The Bank of Canada Holds the Overnight Rate at 5 per Cent

Canadian Economics

  • The Bank of Canada has decided to hold its target for the overnight rate at 5 per cent, with the Bank rate at 5.25 per cent, and the deposit rate at 5 per cent. This is in line with the prediction from our latest national forecast, and a result of a slowing Canadian economy.
  • Global economic growth slowed in the fourth quarter of last year.
  • Statistic Canada’s most recent Daily shows Canada’s economy expanded in the fourth quarter, albeit at a weak pace and below potential, in part due to a strong increase in exports. Real GDP advanced 0.2 per cent after contracting 0.1 per cent in the third quarter. Final domestic demand contracted due to large business investment decline.
  • Data from the final quarter of 2023 points to the economy being in excess supply with employment growth lagging population growth and signs that wage pressures are possibly alleviating.
  • The Bank is continuing with its quantitative tightening. As of this announcement, the Bank’s Government of Canada bond holdings are sitting around $270 billion.
  • CPI inflation eased to 2.9 per cent in January. Shelter price inflation is the biggest contributor. Year-over-year and three-month measures of core inflation are within 3 per cent to 3.5 per cent. The Bank expects inflation to be around 3 per cent for the first half of the year.
  • The Governing Council remains strong in its commitment to restoring price stability. The council is concerned about risks to the inflation outlook, particularly persistent underlying inflation, and wants to see further and sustained easing in core inflation. It continues to be focused on the balance of supply and demand, inflation expectations, wage growth, and corporate pricing behaviour.

Key Insights

Initial interest rate cuts could be softer than previously expected. Real GDP growth was essentially flat in October, then grew 0.2 per cent in November before stalling again in December. The result was a modest gain of 0.2 per cent in the fourth quarter of last year, thus avoiding a technical recession, defined as two consecutive quarters of negative GDP growth. This positive news may shift some Canadians’ outlooks towards softer than initially expected interest rate cuts and pace of price deceleration.

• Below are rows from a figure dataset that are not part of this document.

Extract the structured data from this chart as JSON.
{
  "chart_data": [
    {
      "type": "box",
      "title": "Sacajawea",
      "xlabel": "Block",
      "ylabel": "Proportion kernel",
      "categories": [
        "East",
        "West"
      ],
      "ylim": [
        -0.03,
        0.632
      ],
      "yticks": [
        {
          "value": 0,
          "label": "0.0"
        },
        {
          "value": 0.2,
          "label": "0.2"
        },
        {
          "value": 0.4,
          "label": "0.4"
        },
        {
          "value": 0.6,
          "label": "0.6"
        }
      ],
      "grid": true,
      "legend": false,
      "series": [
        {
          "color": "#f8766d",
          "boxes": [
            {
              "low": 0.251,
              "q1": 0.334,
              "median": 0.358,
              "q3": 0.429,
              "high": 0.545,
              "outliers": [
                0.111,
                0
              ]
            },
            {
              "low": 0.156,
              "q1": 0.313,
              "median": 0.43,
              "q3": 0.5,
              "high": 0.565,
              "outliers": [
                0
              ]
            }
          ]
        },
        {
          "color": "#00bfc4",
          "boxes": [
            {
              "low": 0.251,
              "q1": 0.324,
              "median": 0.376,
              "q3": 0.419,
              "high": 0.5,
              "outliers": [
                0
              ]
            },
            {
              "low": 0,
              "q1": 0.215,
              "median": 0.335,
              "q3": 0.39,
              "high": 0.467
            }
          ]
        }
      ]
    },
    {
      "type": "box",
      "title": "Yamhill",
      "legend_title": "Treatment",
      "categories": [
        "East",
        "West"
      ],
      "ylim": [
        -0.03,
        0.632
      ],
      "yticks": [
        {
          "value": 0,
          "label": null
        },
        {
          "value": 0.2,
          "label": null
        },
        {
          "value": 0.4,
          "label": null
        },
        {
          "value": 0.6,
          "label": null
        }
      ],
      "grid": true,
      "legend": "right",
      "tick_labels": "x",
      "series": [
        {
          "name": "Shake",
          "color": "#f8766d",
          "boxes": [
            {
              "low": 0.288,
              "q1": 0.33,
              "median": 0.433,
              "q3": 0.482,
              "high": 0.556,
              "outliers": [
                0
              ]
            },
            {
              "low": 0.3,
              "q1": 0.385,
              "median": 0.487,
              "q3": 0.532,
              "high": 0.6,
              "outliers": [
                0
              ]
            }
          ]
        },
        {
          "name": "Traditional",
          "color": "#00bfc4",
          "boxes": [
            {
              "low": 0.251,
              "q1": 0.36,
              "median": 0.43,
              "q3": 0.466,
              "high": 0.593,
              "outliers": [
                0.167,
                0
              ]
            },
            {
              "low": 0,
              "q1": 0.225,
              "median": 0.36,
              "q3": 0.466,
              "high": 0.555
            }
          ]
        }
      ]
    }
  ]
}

Consumers are pulling back spending. The Bank of Canada’s 2023 fourth quarter survey of consumer expectations indicated that compared to the third quarter of 2023, an increasing number of consumers feel they are worse off due to higher interest rates and that the impact to their spending is just beginning. Consumers have found various ways to curtail their spending such as buying only essentials and shopping sales. Still, the share of consumers that believe they are worse off will likely continue to rise as mortgages continue renewing. That said consumers also are expecting price growth to lessen for several goods including food, rent, and gasoline.

Housing demand is growing along with expectations for rate cuts. Despite the overall negative sentiment in consumer expectations, the Bank’s 2023 fourth quarter survey of consumer expectations shows a growing number of both newcomers (up 10 percentage points from the third quarter) and renters (up almost 6 percentage points from the third quarter) that are planning to or thinking of buying a home in the coming year. This increase likely reflects pent-up demand due to the higher rates of the past couple of years. This could be worrisome for the Bank as an increase in demand might continue to put upward pressure on the mortgage interest cost index – which rose almost 30 per cent in 2023 – despite potential cuts to interest rates.